Additionally, the dose of radiotherapy was found to be an important factor in the degree of tumor regression, and increasing the dose of concurrent radiotherapy helped improve the pCR rate with tolerable adverse effects [13, 14]. As we all know, the combination of radiotherapy and immune checkpoint inhibitors has synergistic antitumor effects [15, 16]. Preclinical studies suggest that single-dose > 5 Gy irradiation can effectively activate the immune response, combined with immune checkpoint inhibitors is expected to achieve a 1 + 1 > 2 effect [17]. The conventional 5 × 5 Gy mode was used for SCRT in this study. In the future, it may be possible to consider increasing the dose intensity of SCRT to explore the optimal splitting pattern in conjunction with chemotherapy plus immune checkpoint inhibitors.
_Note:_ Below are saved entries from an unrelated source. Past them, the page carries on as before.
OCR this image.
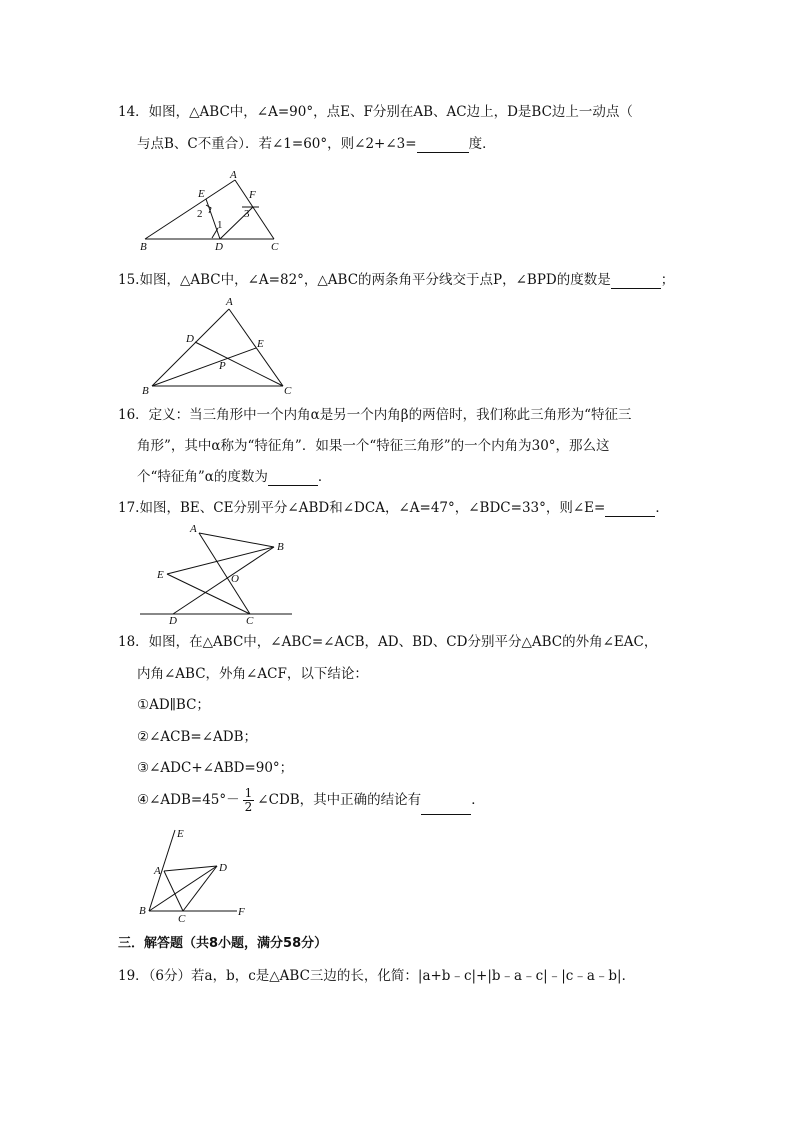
14．如图，△ABC中，∠A=90°，点E、F分别在AB、AC边上，D是BC边上一动点（
与点B、C不重合）．若∠1=60°，则∠2+∠3=	度．
A
E	F
2	3
1
B	D	C
15.如图，△ABC中，∠A=82°，△ABC的两条角平分线交于点P，∠BPD的度数是	；
A
D	E
P
B	C
16．定义：当三角形中一个内角α是另一个内角β的两倍时，我们称此三角形为“特征三
角形”，其中α称为“特征角”．如果一个“特征三角形”的一个内角为30°，那么这
个“特征角”α的度数为	．
17.如图，BE、CE分别平分∠ABD和∠DCA，∠A=47°，∠BDC=33°，则∠E=	．
A
B
E	O
D	C
18．如图，在△ABC中，∠ABC=∠ACB，AD、BD、CD分别平分△ABC的外角∠EAC，
内角∠ABC，外角∠ACF，以下结论：
①AD∥BC；
②∠ACB=∠ADB；
③∠ADC+∠ABD=90°；
④∠ADB=45°－ $\frac{1}{2}$ ∠CDB，其中正确的结论有	．
E
A	D
B
C
F
三．解答题（共8小题，满分58分）
19．（6分）若a，b，c是△ABC三边的长，化简：|a+b﹣c|+|b﹣a﹣c|﹣|c﹣a﹣b|．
There were still some limitations in this study. Firstly, this was a single-center retrospective study, and it was difficult to determine the effect of the sequence, regimen, and the number of cycles of neoadjuvant chemotherapy on outcomes for patients receiving neoadjuvant radiotherapy. Secondly, In the present study, the pCR rates of Group C and Group D1 were comparable, which may be limited by the small sample size. Hence, further expansion of the sample size is needed in the future to validate our conclusions. Despite these limitations, this retrospective study reproduces the current situation of diagnosis and treatment in the real world and has important clinical significance.